The numerical values in the graphic $($marked in red$)$ indicate an example sequence which is to be converted into voltage levels in subtask (5) according to the modified AMI code.
- Bit number $48$ contains the so-called "$\rm L$ bit.
- This is to be set in subtask (6) in such a way that the signal $s(t)$ becomes DC–free.
Notes:
- This exercise is part of the chapter "ISDN Basic Access".
- The AMI code is described in detail in the chapter "Properties of the AMI code" of the book "Digital Signal Transmission".
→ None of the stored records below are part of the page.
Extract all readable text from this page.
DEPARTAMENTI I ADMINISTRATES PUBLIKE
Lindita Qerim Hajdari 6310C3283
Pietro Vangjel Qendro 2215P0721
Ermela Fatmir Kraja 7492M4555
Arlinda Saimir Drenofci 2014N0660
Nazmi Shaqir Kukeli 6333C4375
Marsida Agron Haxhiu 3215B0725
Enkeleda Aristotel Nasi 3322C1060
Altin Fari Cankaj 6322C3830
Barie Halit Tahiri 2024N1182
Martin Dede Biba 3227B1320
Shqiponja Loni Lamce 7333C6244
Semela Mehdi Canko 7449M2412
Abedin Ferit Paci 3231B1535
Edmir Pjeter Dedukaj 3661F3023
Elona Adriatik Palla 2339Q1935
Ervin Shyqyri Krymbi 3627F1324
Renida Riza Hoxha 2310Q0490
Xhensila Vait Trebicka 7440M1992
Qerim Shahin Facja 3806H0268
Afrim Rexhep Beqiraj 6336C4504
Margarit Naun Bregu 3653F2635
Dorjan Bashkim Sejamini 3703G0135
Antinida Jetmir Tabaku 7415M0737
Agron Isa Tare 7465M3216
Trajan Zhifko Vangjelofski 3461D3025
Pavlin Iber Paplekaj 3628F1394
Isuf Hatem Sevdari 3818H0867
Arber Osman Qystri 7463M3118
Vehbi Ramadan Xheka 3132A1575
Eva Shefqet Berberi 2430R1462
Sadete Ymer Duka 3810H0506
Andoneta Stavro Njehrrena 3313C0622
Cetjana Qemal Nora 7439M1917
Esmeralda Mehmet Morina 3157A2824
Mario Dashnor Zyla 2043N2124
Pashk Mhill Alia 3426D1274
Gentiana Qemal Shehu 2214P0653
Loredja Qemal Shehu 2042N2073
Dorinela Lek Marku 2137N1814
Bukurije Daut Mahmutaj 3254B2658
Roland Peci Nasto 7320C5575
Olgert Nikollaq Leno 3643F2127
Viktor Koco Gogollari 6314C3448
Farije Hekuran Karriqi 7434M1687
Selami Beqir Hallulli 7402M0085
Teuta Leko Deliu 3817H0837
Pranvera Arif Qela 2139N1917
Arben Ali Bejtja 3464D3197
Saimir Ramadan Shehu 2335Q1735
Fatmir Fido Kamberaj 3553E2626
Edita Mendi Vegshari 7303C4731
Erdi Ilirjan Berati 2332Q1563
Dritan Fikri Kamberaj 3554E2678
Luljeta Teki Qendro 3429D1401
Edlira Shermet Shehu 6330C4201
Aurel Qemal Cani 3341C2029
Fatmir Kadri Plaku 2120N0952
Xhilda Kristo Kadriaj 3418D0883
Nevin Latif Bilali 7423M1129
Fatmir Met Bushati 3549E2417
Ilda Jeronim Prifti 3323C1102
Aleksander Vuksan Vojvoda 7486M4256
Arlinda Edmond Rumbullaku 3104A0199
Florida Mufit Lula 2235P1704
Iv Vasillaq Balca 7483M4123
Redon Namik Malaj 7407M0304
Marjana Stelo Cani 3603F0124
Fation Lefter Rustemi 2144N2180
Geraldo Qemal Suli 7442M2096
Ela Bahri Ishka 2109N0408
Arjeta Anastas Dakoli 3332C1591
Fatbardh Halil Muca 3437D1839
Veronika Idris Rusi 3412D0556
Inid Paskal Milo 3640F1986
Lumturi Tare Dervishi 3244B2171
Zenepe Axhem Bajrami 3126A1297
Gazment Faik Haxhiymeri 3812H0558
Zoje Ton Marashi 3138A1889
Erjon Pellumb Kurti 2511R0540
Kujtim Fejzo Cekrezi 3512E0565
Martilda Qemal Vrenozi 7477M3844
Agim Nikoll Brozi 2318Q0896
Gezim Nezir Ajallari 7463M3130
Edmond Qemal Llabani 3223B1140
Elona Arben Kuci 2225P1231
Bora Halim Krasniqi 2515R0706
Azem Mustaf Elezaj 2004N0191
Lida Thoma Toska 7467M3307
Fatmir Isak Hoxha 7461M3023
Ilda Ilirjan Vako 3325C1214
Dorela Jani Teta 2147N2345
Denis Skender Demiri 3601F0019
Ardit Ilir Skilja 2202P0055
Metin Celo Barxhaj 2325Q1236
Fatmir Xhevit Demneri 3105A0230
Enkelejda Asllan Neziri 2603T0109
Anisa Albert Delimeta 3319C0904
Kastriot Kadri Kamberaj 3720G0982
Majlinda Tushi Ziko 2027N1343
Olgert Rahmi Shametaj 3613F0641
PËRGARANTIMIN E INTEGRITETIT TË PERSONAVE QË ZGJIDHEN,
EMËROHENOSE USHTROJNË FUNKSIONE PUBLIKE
- It should also be noted that the first $47$ bits contain exactly $22$ "zeros".
Questions
Solution
(1) In each frame, $16$ bits of the base channels $\rm B1$ and $\rm B2$ are transmitted.
- With the frame duration $T_{\rm R}$, the bit rate $(R_{\rm B} = 64 \ \rm kbit/s)$ of each frame is thus:
- $$R_{\rm B} = \frac{16\,\,{\rm bit}}{T_{\rm R}} \hspace{0.3cm}\Rightarrow \hspace{0.3cm} T_{\rm R} = \frac{16\,\,{\rm bit}}{64 \cdot 10^3\,\,{\rm bit/s}} \hspace{0.15cm}\underline{= 250 \,{\rm µ s}} \hspace{0.05cm}.$$
(2) Thus, the following time duration is available for each of the $48$ bits:
- $$T_{\rm B} = \frac{T_{\rm R}}{48} = \frac{250 \,{\rm µ s}}{48} \hspace{0.15cm}\underline{ = 5.208 \,{\rm µ s}}$$
- Since in (modified) AMI encoding each binary symbol is replaced by a ternary symbol of the same duration, the symbol duration after AMI encoding is also $T_{\rm B}$.
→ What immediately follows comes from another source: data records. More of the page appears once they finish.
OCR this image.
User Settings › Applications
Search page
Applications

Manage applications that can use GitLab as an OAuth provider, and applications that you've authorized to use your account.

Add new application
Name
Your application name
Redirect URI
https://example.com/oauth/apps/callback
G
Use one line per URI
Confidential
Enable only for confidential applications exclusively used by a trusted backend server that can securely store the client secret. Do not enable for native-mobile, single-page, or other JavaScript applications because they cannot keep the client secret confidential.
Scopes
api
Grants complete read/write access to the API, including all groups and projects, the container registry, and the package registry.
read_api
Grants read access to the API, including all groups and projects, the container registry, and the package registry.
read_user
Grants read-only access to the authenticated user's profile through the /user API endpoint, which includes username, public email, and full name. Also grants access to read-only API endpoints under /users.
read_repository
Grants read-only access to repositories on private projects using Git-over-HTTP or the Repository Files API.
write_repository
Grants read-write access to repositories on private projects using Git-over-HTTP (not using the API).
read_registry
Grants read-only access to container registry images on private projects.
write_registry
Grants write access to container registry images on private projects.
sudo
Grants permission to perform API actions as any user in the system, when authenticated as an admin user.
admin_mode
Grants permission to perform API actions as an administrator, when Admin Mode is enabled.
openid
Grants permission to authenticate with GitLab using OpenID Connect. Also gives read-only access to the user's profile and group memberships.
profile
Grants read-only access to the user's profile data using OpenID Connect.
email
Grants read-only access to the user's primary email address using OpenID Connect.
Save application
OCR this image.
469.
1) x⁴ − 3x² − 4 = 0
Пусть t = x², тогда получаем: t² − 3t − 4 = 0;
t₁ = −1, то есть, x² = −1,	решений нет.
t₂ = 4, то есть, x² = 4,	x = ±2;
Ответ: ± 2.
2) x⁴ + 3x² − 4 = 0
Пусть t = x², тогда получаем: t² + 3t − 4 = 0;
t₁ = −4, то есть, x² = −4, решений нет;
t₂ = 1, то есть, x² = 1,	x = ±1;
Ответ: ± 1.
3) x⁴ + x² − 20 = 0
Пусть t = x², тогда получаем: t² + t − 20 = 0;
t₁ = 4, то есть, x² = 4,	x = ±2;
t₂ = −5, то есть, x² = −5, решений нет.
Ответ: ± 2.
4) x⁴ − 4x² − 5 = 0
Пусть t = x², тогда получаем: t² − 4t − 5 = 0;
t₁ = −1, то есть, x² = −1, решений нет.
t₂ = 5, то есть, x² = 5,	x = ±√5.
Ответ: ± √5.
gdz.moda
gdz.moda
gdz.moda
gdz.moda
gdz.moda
(3) The gross data rate is equal to the reciprocal of the bit duration:
- $$R_{\rm gross} = \frac{1}{T_{\rm B}} \hspace{0.15cm}\underline{= 192 \,{\rm kbit/s}} \hspace{0.05cm}.$$
(4) The number of control bits $\rm (CB)$ is:
- $$N_{\rm CB} = 48 - 2 \cdot 16 -4 \hspace{0.15cm}\underline{= 12} \hspace{0.05cm}.$$
- These are marked in yellow in the graph.
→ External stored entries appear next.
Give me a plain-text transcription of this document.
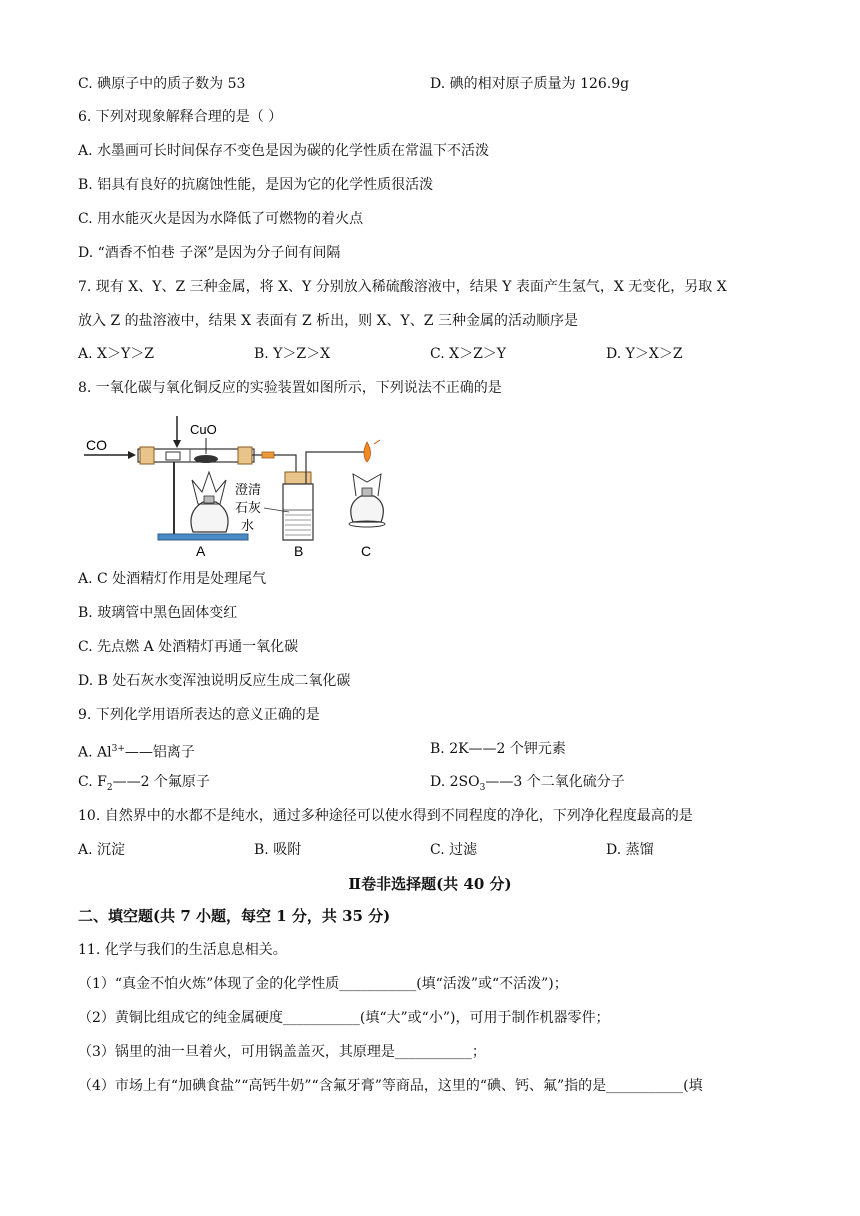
C. 碘原子中的质子数为 53	D. 碘的相对原子质量为 126.9g
6. 下列对现象解释合理的是（ ）
A. 水墨画可长时间保存不变色是因为碳的化学性质在常温下不活泼
B. 铝具有良好的抗腐蚀性能，是因为它的化学性质很活泼
C. 用水能灭火是因为水降低了可燃物的着火点
D. “酒香不怕巷 子深”是因为分子间有间隔
7. 现有 X、Y、Z 三种金属，将 X、Y 分别放入稀硫酸溶液中，结果 Y 表面产生氢气，X 无变化，另取 X
放入 Z 的盐溶液中，结果 X 表面有 Z 析出，则 X、Y、Z 三种金属的活动顺序是
A. X＞Y＞Z	B. Y＞Z＞X	C. X＞Z＞Y	D. Y＞X＞Z
8. 一氧化碳与氧化铜反应的实验装置如图所示，下列说法不正确的是
CO
CuO
澄清
石灰
水
A	B	C
A. C 处酒精灯作用是处理尾气
B. 玻璃管中黑色固体变红
C. 先点燃 A 处酒精灯再通一氧化碳
D. B 处石灰水变浑浊说明反应生成二氧化碳
9. 下列化学用语所表达的意义正确的是
A. $Al^{3+}——$铝离子	B. 2K——2 个钾元素
C. $F_2——2$ 个氟原子	D. $2SO_3——3$ 个二氧化硫分子
10. 自然界中的水都不是纯水，通过多种途径可以使水得到不同程度的净化，下列净化程度最高的是
A. 沉淀	B. 吸附	C. 过滤	D. 蒸馏
Ⅱ卷非选择题(共 40 分)
二、填空题(共 7 小题，每空 1 分，共 35 分)
11. 化学与我们的生活息息相关。
（1）“真金不怕火炼”体现了金的化学性质___________(填“活泼”或“不活泼”)；
（2）黄铜比组成它的纯金属硬度___________(填“大”或“小”)，可用于制作机器零件；
（3）锅里的油一旦着火，可用锅盖盖灭，其原理是___________；
（4）市场上有“加碘食盐”“高钙牛奶”“含氟牙膏”等商品，这里的“碘、钙、氟”指的是___________(填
- Thus, the total gross data rate calculated in the last subquestion is composed as follows:
- $$R_{\rm gross} = 2 \cdot {R_{\rm B}} + {R_{\rm D}} + {R_{\rm CB}} = 2 \cdot 64 \,{\rm kbit/s} + 16 \,{\rm kbit/s} + 48 \,{\rm kbit/s} = 192 \,{\rm kbit/s} \hspace{0.05cm}.$$
(5) Note that the first "0" is encoded with positive polarity and all following alternating with $±0.75 \ {\rm V}$:
- $U_{1} = U_{5} = U_{9} = U_{12} =\text{ ...} = +0.75 \ {\rm V},$
- $ U_{2} = U_{7} = U_{10} = U_{13} = \text{ ...} = -0.75 \ {\rm V}$.
It follows further:
- Bit $b_{10} = 0$ is represented by $U_{10} \underline{= -0.75 \ \rm V}$,
- bit $b_{11} = 1$ by $U_{11} \underline{= 0 \ \rm V}$,
- bit $b_{12} = 0$ by $U_{12} \underline{= +0.75 \ \rm V}$.
(6)
- The $\rm L$ bit has the task of keeping the AMI encoded signal $($over all $48$ ternary symbols$)$ DC-free.
- Since the binary symbol "0" has occurred $22$ times $($i.e. $11$ times each the voltage values $+0.75 \ \rm V$ and $-0.75 \ \rm V)$ and correspondingly $27$ times the binary symbol "1" $($voltage value $0 \ \rm V)$, $U_{48}\hspace{0.15cm}\underline{=0 \ \rm V}$ must be set.